Source: Free copy from Author
Publish Date: November 01, 2013
Publisher: Artifice Press
Genre: Young Adult, Memoir
Date Read: November 19, 2013
“Sometimes you find yourself in the middle of nowhere; and sometimes, in the middle of nowhere, you find yourself.”
Eighteen-year-old Angeli doesn’t “fit in.” She’s never been on a single date, and she lives vicariously through an online world of storytelling. With the pressures of choosing a practical future path bearing down, she needs a drastic change. Too old to run away from home, she opts instead to embark on a solo 2- month road trip.
But her freedom is tempered by loneliness — and anxiety tests her resolve as she comes face-to-face with her quirky internet friends.
Aside from contracting mono and repeatedly getting herself lost, Angeli’s adventure is mired by more unoreseen glitches — like being detained by Canadian authorities, and a near-death experience at the hands of an overzealous amateur wrestler.

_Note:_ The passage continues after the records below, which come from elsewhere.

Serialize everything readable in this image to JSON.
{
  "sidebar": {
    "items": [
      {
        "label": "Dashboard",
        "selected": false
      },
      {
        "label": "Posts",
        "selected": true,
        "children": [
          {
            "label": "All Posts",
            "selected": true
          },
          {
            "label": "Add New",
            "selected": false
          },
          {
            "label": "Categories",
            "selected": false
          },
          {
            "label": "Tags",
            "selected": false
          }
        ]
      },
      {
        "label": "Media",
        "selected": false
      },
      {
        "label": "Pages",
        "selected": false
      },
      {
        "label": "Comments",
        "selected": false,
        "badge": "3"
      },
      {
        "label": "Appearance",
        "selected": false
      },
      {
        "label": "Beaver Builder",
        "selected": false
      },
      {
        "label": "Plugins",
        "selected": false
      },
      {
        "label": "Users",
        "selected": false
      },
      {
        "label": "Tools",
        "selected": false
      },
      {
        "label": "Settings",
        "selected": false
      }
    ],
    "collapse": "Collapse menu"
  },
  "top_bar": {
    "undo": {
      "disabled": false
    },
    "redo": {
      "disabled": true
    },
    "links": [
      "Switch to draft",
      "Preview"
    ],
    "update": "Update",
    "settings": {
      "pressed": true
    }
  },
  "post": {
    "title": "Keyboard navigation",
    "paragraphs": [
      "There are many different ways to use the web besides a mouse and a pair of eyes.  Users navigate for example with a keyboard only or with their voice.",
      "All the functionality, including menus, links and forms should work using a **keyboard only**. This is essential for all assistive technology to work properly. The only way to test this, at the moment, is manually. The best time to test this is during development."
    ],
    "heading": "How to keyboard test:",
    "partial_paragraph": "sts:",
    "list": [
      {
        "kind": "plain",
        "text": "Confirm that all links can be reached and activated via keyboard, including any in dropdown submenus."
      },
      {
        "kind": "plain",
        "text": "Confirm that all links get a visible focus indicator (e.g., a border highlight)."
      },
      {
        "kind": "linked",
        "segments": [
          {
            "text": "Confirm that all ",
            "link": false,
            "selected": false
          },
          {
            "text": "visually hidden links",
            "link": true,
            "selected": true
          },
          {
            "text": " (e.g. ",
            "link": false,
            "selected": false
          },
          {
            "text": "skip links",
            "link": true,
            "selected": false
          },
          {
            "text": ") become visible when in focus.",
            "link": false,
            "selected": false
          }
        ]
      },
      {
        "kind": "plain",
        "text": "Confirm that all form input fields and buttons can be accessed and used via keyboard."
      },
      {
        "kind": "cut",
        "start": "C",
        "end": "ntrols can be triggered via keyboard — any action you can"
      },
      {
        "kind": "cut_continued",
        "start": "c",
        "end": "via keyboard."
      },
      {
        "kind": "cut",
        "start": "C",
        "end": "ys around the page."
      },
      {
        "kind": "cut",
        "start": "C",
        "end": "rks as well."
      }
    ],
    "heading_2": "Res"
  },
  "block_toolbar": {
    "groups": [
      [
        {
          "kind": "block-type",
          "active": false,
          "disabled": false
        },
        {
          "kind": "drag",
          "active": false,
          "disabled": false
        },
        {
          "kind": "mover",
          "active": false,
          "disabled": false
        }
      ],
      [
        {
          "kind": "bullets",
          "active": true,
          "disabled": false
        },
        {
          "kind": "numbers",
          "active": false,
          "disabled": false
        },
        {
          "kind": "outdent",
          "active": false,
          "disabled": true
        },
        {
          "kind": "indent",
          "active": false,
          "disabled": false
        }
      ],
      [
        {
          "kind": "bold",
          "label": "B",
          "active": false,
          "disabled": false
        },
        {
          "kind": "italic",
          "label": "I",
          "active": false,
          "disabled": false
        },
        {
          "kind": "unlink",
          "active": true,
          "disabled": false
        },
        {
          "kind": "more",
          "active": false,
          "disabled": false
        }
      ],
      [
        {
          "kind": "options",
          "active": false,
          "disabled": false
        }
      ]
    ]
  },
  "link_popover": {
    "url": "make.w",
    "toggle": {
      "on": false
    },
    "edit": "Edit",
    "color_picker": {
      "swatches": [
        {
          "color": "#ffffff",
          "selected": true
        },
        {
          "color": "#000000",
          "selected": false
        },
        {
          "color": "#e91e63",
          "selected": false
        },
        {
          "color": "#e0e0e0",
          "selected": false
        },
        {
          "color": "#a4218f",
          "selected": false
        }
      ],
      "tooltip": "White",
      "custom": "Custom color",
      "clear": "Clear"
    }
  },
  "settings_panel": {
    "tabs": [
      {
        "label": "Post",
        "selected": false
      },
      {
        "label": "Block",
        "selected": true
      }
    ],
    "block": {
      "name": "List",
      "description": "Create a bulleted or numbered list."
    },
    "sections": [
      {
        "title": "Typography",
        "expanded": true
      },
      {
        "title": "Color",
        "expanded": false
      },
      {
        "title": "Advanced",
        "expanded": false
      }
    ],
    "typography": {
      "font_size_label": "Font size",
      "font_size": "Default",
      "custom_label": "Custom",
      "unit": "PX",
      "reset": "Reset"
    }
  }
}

Her odyssey is complicated further when she unwittingly earns the affections of two young men. One a privileged martial artist; the other a talented techie with a colorful past. Bewildered by the emotions they stir, Angeli spurns the idea of a doomed long-distance relationship. But she is unprepared for the determination of her hopeful suitors. In the wake of her refusal, one man will betray her, and the other will prove himself worthy of a place in her future.
Angeli sets off in search of a better understanding of herself, the world, and her place in it. What she finds is an impractical love, with the potential to restore her faith in happy endings.
A true story with an unapologetically honest outlook on life, love, faith, and adventure — Once Upon A Road Trip is a coming-of-age memoir
There are a number of characters.
Angeli is the main character. She was well-meaning but was a bit overbearing and a know-it-all. I didn’t really like her at the beginning but she turned out good at the end. It was truly a story of personal growth for her
I know, I know…there’s something cliché about that. The heroine initially wanting to clobber a protagonist male, but later realizing that he’s grown on her and she actually really likes him. Technically, I’m not supposed to find that appealing. But maybe real life is a lot more cliché than anyone wants to admit. Or maybe there’s just a fine, subjective line between the cliché and the poetic.
Don was a jerk. Zak started out being a jerk too, but he happened to be a nice guy. And I loved his sister. One of my favourite characters in the book.
Scott seemed to be okay. Not nice. Not a jerk but he ended up being a creep and a jerk.
Vince was “offish” and weird at first but I really liked him. And I felt for him. He was really sweet and protective. Sometimes a little overboard but generally a sweetheart. He explained later on in the story why he was acting weird and rude when he first met Angeli.
“I know you can take care of yourself,” he said, with absolute conviction. His vivid eyes probed hers. With the same underlying resolve, he lifted a hand and brushed her cheek with his fingertips. “I just think…you shouldn’t -have- to.”
I really enjoyed this book. I liked the style of writing. It reads like a novel and that made it enjoyable.
We follow Angeli on her trip across the US and even into Canada. Where she stays with people from her online writing community.
There’s a lot of drama on the way. The story got really really interesting in the third part. The romance between Angeli and Vince was interesting. It wasn’t first sight, I-just-met-you-but-I’d-climb-a-thousand-mountains-to-make-you-happy type of love. It built up as the story went on.
“There’s so much I don’t know, I think it’s been distracting me from what I do know. I know you have a good heart, an amazing mind, and the potential to do great things. I know I respect so many things about you. And…I like who I am when I’m around you.” She felt a smile forming on her face as she gathered her courage. “I guess what I’m trying to say is—if you’re still sure about this—then I suppose we can give it a try.”
I really enjoyed this book and although it’s targeted at young adults, I’d recommend this to everyone.